The annual event showcasing numerous parts of Scottish culture. Everything from music to dog breeds.
“There are a lot of breeds that nobody knows about. People who breed them have a hard time getting them out there to the world. There are a lot of designer breeds now and it’s just really neat to have something like this to bring awareness,” Fran Smith, the co-chair of the exhibit, “Meet the Scottish Dog Breeds” explained.
Dozens of Scottish and Irish clans were also present to showcase parts of their family histories.
And of course, guests were treated to a wide variety of traditional highland games.

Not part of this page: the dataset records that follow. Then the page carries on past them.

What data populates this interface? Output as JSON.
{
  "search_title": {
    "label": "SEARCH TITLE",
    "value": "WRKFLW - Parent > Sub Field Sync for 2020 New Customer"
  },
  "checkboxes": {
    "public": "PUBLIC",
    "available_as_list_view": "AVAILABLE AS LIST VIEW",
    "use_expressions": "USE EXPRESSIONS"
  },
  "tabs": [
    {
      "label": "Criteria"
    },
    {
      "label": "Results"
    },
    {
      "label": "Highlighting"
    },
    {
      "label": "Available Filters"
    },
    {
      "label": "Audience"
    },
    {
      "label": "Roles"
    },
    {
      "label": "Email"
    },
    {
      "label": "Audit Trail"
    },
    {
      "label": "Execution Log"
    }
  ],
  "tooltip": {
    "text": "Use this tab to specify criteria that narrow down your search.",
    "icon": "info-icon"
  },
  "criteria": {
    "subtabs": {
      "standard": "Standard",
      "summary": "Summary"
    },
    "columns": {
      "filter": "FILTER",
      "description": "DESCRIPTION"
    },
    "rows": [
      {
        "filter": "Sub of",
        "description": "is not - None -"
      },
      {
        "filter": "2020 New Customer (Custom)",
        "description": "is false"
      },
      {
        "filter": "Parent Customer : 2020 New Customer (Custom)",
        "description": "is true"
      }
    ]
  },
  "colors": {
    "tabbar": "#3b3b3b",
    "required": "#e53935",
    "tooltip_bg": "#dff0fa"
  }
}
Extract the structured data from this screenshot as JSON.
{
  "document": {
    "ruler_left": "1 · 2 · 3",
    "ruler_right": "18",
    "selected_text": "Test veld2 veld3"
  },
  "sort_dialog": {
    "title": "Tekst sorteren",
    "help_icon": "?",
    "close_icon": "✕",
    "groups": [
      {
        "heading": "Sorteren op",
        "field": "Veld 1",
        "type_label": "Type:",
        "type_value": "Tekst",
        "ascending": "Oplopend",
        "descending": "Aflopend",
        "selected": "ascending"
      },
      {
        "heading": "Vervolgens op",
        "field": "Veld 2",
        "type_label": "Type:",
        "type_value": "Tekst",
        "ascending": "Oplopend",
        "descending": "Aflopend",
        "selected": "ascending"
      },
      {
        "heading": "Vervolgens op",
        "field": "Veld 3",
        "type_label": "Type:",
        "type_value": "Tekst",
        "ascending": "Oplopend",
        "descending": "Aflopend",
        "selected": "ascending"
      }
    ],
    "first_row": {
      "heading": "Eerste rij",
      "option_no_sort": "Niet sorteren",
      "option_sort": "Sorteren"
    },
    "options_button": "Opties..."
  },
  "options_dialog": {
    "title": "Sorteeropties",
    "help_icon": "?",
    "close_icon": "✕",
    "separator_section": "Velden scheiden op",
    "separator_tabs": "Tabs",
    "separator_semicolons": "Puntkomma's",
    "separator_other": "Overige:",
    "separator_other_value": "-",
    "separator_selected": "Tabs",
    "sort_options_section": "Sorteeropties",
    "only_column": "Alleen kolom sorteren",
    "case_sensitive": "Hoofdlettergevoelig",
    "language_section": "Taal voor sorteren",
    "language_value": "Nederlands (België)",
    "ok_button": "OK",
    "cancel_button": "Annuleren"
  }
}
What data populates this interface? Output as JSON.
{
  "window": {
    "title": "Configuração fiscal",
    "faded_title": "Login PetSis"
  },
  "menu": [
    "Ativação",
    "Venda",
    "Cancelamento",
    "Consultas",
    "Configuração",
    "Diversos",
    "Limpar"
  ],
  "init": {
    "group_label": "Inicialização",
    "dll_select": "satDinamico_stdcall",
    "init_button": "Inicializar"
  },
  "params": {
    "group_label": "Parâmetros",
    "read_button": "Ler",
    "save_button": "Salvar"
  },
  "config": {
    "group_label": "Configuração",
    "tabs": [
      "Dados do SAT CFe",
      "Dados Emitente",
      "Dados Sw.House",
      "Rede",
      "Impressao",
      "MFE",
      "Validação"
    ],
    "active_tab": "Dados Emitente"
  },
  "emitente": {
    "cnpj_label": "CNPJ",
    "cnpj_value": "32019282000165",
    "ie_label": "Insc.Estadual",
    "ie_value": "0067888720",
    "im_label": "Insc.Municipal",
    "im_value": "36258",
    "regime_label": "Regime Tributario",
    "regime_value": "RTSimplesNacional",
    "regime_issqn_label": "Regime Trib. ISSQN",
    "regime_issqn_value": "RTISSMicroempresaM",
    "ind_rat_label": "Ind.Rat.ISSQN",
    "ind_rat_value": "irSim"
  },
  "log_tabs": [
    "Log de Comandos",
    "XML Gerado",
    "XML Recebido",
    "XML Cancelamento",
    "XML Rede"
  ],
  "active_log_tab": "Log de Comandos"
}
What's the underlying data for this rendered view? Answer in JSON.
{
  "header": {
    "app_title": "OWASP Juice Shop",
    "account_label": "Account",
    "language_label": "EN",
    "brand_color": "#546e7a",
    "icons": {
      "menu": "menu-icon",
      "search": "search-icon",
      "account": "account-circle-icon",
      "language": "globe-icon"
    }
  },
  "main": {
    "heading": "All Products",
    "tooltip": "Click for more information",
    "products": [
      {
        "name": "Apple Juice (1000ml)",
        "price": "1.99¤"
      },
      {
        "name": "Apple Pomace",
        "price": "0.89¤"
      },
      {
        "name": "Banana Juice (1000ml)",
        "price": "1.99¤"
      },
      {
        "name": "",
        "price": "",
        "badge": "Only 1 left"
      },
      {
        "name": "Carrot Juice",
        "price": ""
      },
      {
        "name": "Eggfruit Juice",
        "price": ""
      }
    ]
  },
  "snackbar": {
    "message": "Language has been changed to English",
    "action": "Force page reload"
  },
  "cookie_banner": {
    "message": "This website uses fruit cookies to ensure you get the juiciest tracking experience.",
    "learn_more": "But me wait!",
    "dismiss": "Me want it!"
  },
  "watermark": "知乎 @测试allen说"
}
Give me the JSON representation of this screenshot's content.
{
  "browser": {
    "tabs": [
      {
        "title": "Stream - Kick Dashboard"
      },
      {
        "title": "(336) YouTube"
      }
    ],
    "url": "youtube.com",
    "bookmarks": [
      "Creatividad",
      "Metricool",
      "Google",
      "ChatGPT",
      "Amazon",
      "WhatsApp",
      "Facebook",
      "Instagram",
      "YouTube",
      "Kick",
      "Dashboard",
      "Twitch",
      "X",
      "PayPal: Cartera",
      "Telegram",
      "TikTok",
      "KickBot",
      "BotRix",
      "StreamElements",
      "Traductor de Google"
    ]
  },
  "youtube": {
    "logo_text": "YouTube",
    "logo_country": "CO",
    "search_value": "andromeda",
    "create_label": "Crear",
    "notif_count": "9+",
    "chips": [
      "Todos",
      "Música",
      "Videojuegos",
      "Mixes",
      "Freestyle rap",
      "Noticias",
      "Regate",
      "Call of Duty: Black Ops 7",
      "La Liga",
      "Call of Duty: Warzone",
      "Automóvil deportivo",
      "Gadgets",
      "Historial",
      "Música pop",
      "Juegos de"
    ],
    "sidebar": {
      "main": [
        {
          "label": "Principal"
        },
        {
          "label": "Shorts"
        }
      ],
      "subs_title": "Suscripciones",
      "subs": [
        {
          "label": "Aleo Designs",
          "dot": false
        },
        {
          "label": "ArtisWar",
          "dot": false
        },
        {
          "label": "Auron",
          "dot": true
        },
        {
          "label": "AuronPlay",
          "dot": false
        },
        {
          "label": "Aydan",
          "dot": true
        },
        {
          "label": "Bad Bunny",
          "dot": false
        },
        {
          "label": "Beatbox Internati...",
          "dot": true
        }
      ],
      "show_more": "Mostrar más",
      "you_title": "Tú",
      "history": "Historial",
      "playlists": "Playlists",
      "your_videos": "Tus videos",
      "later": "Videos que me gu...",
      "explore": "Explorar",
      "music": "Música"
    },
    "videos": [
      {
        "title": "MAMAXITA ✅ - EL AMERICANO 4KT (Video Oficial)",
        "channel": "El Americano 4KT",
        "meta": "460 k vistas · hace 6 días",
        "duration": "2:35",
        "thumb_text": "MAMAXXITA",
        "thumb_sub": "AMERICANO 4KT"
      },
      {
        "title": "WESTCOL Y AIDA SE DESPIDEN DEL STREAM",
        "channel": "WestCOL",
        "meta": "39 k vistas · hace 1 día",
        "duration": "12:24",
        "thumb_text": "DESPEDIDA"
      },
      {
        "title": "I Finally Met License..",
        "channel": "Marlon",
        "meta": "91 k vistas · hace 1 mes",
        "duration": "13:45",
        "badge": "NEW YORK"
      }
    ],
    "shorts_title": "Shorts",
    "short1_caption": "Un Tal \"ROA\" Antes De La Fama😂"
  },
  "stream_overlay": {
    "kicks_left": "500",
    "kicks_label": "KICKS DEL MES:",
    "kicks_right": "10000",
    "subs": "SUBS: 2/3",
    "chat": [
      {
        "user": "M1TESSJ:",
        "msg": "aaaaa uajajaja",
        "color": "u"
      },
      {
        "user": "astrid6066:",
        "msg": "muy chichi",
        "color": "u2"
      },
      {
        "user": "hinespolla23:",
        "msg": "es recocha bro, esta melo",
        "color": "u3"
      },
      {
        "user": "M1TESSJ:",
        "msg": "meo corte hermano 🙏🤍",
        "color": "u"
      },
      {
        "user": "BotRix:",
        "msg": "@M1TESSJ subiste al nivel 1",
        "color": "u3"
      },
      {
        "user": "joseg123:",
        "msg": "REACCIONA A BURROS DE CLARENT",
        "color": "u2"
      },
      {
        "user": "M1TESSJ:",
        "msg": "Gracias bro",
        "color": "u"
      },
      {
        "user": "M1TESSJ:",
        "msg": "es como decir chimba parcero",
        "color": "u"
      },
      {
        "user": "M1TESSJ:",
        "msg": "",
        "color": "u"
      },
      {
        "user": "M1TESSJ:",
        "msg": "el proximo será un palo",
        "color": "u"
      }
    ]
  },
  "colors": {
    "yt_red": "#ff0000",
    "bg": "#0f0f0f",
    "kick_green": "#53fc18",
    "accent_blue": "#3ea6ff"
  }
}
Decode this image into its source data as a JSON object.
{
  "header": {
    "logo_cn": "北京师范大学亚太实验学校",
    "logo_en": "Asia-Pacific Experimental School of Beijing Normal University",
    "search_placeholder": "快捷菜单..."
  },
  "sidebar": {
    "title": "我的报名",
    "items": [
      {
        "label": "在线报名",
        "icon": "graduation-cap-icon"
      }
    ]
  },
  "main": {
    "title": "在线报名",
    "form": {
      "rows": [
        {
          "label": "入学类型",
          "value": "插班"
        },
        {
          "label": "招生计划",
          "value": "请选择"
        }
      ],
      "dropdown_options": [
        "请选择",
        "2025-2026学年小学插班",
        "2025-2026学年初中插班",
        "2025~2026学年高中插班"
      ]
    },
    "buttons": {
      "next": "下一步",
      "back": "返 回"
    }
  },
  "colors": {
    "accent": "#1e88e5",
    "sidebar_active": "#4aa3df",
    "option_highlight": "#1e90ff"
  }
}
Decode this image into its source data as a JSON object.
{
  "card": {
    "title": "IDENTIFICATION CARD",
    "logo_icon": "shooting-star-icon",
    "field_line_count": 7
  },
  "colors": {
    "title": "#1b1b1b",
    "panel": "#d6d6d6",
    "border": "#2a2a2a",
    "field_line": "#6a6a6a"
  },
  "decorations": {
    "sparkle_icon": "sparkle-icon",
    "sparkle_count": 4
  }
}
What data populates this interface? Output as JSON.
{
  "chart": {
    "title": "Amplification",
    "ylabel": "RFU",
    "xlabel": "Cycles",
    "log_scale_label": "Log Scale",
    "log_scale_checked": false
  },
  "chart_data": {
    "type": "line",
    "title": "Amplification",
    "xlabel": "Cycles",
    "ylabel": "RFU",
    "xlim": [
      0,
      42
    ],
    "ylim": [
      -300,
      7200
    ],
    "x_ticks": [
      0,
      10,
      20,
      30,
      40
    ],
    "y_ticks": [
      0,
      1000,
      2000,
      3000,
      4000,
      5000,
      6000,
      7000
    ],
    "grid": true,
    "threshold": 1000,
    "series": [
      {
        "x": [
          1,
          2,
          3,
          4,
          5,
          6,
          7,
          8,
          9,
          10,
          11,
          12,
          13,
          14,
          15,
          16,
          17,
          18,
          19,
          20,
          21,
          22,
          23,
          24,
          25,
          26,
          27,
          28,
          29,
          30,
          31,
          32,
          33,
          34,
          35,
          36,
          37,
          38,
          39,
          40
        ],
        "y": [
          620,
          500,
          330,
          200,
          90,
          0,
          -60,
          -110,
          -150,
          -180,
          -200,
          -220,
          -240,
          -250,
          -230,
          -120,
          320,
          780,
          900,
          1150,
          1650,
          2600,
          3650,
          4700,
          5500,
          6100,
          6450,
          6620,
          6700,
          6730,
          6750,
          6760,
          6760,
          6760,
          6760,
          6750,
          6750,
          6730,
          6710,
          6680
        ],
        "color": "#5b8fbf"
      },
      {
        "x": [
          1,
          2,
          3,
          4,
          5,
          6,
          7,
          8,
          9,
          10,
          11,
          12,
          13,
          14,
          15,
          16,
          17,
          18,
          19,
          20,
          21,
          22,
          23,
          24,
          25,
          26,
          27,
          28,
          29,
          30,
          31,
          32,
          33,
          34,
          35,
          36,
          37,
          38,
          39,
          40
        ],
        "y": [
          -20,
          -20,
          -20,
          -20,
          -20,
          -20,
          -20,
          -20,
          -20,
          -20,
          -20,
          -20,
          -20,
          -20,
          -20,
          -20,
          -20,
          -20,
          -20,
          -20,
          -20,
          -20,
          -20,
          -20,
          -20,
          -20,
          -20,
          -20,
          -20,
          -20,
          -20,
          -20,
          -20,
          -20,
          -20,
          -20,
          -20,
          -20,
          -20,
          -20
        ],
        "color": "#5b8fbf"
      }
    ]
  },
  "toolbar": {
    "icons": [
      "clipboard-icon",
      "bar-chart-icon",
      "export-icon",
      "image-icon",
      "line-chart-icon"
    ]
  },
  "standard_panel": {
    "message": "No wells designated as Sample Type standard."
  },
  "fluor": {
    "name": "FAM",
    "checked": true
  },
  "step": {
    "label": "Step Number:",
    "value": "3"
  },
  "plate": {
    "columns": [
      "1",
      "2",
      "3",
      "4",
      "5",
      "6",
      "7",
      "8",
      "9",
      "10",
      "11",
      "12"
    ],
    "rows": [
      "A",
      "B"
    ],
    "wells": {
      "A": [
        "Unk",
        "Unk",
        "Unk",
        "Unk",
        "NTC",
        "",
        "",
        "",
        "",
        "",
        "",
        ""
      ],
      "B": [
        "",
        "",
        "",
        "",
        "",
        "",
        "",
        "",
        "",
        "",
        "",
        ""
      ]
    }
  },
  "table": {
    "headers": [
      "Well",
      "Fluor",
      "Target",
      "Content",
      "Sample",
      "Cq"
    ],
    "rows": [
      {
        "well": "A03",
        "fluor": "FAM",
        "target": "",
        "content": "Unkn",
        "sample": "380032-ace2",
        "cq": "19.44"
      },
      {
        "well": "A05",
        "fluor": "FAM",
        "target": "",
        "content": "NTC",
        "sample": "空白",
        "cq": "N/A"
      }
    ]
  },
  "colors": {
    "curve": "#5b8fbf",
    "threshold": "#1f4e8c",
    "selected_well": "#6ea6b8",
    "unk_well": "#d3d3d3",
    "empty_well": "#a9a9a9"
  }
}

Including caber toss, hammer throw, stone put, sheaf toss and weight for height and distance.
“I think everybody likes to see people dressed up in kilts, see the bagpipes, see strong people throwing heavy objects,” Carrie Russell, who directs the highland athletics, said.
The festival first began in 1939 in the Schenectady-area, before shutting down in the 1960’s.
“As a kid, I always came here. My family loved them, my grandfather played the bagpipes and we were always here,” Munro explained.
After ending in 1967, the Schenectady Pipe Band resurrected the event in the 1970’s. Since then, it’s continued to be a large part of Bill Munro’s family, as the annual event has become a Labor Day weekend tradition in the Capital Region.
“We want to expose the general public to Scotland and its culture, and that’s what we do. There’s a lot of interest in it, you don’t have to be Scottish, of course, to have interest in it,” Munro said.
Organizers say there was a record amount of advanced ticket sales for this year’s Scottish Games.